MILAN, Italy — An Italian judge indicted 25 suspected CIA agents and a U.S. Air Force lieutenant colonel yesterday in the purported kidnapping and torture of an Egyptian cleric who had been under investigation for recruiting Islamist fighters.

The indictment paves the way for Italy to try the Americans, along with five Italians, in June in the first criminal trial over the CIA’s extraordinary rendition program.

But prosecutors think that many of the American names in the indictment are aliases, and even if Italy requests the Americans’ extradition — a move that would strain U.S.-Italian relations — it is unlikely that the agents, who have all left Italy, would be turned over for prosecution.
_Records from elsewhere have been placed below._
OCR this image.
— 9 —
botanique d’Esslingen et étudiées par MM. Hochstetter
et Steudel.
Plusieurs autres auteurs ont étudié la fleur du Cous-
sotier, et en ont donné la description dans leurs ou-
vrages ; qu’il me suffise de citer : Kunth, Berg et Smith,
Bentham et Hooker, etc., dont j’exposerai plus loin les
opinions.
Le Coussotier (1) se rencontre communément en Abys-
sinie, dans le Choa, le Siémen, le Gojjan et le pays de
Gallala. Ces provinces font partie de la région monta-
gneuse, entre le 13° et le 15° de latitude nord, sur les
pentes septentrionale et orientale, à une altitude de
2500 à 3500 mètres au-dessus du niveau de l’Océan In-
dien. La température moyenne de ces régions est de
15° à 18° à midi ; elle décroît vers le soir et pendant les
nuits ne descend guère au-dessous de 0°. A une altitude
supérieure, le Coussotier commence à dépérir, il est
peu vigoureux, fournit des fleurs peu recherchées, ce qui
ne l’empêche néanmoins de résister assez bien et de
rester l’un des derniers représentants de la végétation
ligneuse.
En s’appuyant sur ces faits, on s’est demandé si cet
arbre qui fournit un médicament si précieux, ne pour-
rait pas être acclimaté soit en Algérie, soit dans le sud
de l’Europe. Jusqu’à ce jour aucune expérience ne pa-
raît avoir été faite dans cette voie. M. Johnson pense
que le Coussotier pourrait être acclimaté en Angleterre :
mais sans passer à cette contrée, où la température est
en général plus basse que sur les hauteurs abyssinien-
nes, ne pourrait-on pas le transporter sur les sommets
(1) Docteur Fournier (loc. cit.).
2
All the U.S. agents have court-appointed attorneys, who say they have had no contact with their clients. In Italy, defendants can be tried in absentia.

The CIA did not comment yesterday on the case, which has put an uncomfortable spotlight on intelligence operations and increased U.S.-European disagreement over combating terrorism.

Prosecutors say five Italian intelligence officials worked with the Americans to abduct Osama Moustafa Hassan Nasr from a Milan street on Feb. 17, 2003.

Mr. Nasr was purportedly taken to the Aviano Air Base near Venice and then flown to the Ramstein Air Base in southern Germany and onward to Egypt, where he was held for four years and, his attorney said, tortured. He was freed earlier this week by an Egyptian court that ruled his detention was “unfounded.”

The Swiss government this week approved prosecutors’ plans to investigate the flight that purportedly took Mr. Nasr over Swiss airspace from Italy to Germany. And a German prosecutor recently issued arrest warrants for 13 persons in connection with the purported CIA-orchestrated kidnapping of a German citizen.

Italian prosecutors say the operation was a breach of their country’s sovereignty that compromised Italy’s own anti-terrorism efforts.

Mr. Nasr, who had the status of political refugee in Italy, was under investigation for terrorism-related activities at the time of his abduction, and Milan prosecutors issued a warrant for his arrest more than two years after he disappeared from Milan, while he was in Egyptian custody.

All but one of the Americans have been identified as CIA agents, including the former Milan station chief Robert Seldon Lady and former Rome station chief Jeffrey Castelli. The other is Air Force Lt. Col. Joseph L. Romano III, who was stationed at the time at Aviano.

Among the Italians indicted by Judge Caterina Interlandi was the former chief of military intelligence, Nicolo Pollari, and his former deputy, Marco Mancini. Mr. Pollari has denied any involvement by Italian intelligence.